PAROLES ET MUSIQUE.
A la brune, le vieux musicien et sa jeune compagne se trouvaient déjà en vue du camp russe, dont les tentes établies sur une colline s’étageaient sur des pentes fleuries jusqu’au bord.
Les ombres du soir commençaient à s’étendre sur la terre; quelques bandes de feu éclairaient encore l’horizon.
Le camp était tranquille. La lassitude du dernier combat avait éteint toute animation. Les sentinelles, dorées par les derniers rayons du soleil couchant, étaient si immobiles à leur poste qu’on les aurait prises pour des statues. Quelques militaires allaient encore et venaient, errant lentement sur les flancs de la colline; quelques groupes silencieux, plus nombreux qu’on ne l’aurait cru, les uns assis, les autres étendus sur le sol, se distinguaient à peine des ondulations du terrain.
Quoique la soirée ne fût pas encore avancée, on percevait dans une tente la pâle lueur d’une lampe dont la lumière perçait les parois en toile. A mesure qu’on approchait, on entendait quelque bruit discret, celui d’une arme qu’on déplace, un gémissement, un rire étouffé, un lambeau de phrase.
Une sentinelle signala le vieux rapsode et sa compagne. Un petit mouvement s’opéra. Au lieu de se laisser intimider par le: «Qui vive!» qui l’accueillait, par la vue de tous les guerriers; au lieu de rebrousser chemin, comme beaucoup d’autres l’eussent fait à sa place, le vieillard marchait droit au camp.
C’était un vieux qui voulait tout voir, sans doute, et de très-près, qui certainement aimait les soldats, et qui probablement avait été soldat lui-même. Autrement il ne se serait pas avancé avec une telle confiance. Cette confiance produisit un bon effet.
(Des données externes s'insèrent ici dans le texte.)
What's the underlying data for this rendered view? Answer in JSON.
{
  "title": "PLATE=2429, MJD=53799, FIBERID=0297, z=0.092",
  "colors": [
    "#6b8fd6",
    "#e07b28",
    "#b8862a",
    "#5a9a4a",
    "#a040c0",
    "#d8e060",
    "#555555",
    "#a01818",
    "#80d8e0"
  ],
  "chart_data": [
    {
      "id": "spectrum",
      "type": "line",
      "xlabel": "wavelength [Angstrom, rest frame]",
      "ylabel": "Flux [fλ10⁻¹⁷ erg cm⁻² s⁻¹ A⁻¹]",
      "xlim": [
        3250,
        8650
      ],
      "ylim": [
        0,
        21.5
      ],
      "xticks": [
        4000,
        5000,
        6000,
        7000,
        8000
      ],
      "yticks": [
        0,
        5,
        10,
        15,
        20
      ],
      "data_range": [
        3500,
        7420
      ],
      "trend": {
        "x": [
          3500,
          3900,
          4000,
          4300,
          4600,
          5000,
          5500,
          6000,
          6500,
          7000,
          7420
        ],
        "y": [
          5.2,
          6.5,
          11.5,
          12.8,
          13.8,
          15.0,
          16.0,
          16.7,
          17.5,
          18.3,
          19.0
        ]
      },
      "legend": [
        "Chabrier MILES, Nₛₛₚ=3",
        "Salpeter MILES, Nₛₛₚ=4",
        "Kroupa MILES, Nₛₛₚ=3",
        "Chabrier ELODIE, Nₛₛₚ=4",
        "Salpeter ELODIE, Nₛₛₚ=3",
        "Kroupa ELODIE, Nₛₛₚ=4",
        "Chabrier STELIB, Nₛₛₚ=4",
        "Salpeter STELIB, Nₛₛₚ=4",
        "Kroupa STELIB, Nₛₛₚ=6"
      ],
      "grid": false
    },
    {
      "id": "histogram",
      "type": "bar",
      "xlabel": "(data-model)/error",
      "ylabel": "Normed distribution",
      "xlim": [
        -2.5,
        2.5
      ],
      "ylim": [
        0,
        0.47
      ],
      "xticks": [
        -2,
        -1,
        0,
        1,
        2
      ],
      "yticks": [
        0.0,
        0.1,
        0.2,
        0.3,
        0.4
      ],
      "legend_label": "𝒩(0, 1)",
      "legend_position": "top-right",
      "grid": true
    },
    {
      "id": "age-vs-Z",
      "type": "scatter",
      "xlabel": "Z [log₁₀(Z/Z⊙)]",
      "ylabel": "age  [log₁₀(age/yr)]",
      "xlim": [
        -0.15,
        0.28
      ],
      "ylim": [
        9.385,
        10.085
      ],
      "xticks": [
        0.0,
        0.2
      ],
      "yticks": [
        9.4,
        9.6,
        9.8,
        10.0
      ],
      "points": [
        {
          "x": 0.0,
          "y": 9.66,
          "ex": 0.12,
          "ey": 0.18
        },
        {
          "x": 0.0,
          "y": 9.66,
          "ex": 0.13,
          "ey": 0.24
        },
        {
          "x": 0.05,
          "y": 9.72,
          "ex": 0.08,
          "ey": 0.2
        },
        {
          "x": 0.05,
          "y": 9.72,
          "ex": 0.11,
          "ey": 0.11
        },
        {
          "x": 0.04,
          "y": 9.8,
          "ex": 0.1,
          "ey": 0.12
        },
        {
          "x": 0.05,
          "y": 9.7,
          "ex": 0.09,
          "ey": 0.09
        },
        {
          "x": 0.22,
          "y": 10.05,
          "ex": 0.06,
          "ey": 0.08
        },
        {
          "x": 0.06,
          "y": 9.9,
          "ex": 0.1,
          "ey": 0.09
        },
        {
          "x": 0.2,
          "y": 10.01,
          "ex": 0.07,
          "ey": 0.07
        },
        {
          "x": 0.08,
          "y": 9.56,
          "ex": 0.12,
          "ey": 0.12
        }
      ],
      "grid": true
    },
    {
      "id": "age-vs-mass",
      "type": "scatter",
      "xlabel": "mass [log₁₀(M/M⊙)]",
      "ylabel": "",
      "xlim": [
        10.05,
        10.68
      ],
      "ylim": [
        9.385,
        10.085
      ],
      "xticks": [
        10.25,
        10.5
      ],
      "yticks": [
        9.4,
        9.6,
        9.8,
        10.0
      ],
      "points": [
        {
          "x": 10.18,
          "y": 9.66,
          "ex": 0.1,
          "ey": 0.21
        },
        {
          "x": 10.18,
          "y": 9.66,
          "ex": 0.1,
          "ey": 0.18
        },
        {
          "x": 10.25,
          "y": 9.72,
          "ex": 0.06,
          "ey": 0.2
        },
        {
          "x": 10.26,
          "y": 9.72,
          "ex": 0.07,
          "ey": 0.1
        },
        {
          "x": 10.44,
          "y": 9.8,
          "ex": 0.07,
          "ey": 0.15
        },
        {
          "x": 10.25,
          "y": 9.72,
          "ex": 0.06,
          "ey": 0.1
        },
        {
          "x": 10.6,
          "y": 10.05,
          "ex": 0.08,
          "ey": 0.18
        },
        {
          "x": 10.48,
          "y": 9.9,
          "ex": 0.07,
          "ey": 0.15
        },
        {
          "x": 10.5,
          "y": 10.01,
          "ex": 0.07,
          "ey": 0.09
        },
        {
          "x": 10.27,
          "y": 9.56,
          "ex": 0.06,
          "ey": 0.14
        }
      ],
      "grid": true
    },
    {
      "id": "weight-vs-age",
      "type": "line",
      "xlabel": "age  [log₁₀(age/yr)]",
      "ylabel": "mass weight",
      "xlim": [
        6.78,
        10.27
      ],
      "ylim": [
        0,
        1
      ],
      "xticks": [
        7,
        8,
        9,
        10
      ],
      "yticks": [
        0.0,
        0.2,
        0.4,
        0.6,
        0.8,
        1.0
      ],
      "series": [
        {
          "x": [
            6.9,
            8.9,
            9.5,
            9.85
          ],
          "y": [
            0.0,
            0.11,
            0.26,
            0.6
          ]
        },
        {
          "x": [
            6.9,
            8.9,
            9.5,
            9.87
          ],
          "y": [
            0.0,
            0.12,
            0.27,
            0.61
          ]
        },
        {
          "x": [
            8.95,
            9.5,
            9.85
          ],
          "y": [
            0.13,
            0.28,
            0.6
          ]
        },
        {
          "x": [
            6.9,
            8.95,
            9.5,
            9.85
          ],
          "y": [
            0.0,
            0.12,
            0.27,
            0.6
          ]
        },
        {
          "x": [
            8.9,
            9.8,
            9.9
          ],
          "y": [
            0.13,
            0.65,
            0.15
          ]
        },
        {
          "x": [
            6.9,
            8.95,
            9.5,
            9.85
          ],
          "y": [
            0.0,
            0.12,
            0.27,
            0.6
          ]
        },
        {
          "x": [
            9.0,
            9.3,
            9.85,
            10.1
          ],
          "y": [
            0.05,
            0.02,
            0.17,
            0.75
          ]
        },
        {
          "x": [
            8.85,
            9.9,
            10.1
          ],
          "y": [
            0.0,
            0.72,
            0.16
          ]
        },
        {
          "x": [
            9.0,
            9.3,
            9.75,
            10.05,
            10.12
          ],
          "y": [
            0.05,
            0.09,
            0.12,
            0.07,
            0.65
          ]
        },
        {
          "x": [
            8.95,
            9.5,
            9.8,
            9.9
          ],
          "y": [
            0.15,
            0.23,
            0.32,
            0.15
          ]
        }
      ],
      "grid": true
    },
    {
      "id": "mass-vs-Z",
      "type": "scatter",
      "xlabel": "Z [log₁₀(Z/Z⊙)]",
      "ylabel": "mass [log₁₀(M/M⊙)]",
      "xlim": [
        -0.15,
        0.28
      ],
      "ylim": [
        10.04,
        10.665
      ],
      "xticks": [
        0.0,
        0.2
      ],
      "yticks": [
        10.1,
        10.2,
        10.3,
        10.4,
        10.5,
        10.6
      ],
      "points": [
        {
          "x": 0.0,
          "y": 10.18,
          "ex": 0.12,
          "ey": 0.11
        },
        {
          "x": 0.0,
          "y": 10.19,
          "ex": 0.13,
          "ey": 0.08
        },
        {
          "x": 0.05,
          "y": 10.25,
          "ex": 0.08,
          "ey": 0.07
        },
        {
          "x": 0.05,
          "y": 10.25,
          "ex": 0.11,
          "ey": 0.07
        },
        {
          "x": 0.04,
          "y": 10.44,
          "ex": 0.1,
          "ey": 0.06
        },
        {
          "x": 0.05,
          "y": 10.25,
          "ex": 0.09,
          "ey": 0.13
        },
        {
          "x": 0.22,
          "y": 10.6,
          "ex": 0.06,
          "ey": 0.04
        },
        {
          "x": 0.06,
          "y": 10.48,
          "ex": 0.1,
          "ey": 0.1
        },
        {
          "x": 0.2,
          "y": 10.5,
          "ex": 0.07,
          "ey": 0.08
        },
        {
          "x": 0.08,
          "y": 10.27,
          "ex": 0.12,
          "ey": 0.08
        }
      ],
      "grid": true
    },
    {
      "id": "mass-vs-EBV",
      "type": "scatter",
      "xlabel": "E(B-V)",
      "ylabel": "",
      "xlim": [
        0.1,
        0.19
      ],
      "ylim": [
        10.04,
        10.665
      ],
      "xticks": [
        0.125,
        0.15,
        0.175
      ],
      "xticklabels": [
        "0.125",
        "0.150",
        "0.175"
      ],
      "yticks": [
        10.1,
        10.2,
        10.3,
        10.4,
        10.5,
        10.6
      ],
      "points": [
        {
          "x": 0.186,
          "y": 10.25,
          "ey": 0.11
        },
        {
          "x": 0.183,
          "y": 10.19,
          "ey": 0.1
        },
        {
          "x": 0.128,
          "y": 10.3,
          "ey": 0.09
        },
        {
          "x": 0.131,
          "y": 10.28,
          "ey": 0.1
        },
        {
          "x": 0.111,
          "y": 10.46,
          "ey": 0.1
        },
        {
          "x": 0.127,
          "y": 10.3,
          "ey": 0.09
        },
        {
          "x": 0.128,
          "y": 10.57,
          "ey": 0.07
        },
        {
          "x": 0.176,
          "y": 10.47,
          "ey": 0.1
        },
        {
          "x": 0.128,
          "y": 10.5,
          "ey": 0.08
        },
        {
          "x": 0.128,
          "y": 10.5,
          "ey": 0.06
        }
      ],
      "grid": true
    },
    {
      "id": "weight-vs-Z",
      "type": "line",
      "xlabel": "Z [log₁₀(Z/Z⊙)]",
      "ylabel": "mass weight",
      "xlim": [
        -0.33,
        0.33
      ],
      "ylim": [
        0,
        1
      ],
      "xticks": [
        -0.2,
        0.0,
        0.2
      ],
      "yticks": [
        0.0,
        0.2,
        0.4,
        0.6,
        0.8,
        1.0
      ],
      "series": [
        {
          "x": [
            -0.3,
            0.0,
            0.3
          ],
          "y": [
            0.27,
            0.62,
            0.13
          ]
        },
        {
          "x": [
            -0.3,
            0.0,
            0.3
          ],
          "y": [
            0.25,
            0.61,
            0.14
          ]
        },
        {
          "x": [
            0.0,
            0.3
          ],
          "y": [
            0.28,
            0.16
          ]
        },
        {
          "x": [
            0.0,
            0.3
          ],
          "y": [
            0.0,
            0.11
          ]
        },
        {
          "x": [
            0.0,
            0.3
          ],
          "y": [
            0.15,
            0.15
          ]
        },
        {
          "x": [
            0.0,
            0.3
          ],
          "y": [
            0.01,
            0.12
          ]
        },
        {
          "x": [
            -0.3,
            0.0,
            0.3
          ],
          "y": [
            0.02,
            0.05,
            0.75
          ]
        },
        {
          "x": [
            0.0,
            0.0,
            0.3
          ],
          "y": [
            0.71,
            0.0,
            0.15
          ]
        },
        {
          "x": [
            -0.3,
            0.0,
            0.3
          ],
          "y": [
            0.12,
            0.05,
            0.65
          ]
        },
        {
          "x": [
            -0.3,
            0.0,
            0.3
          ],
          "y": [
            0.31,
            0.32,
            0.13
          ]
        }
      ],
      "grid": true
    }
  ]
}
Quand on affronte si gratuitement un danger, c’est qu’on n’a rien à en redouter. Après avoir respectueusement salué un groupe d’officiers qui, assis ou à demi couchés, devisaient de leurs faits de guerre, il leur demanda naïvement s’il ne leur plairait pas qu’il leur fit un peu de musique et même qu’il leur chantât quelque chose.
Toute distraction a son prix à certaines heures de la vie. Son offre fut acceptée avec bonté.
On jugea aux premiers accords qu’il savait son métier et on l’écouta avec plaisir. La musique a le don d’arracher la pensée aux soucis du jour et de l’emporter loin des réalités.
Bientôt les conversations cessèrent, les regards perdus dans le vide attestaient que chacun, remontant le courant du passé, évoquait quelque cher souvenir: le père ou la mère, l’enfant ou la femme dont la guerre l’avait séparé. Quelques soldats, la tête entourée de bandages ensanglantés, se soulevaient sur leurs coudes pour mieux entendre. Le musicien chantait la famille, l’enfance et la jeunesse. Tout cela était si loin! On savait gré à sa chanson de faire apparaître au milieu de ces abris d’un jour la maison où l’on était né, la pierre solide du foyer, de rappeler à chacun que la guerre n’est pas toute la vie.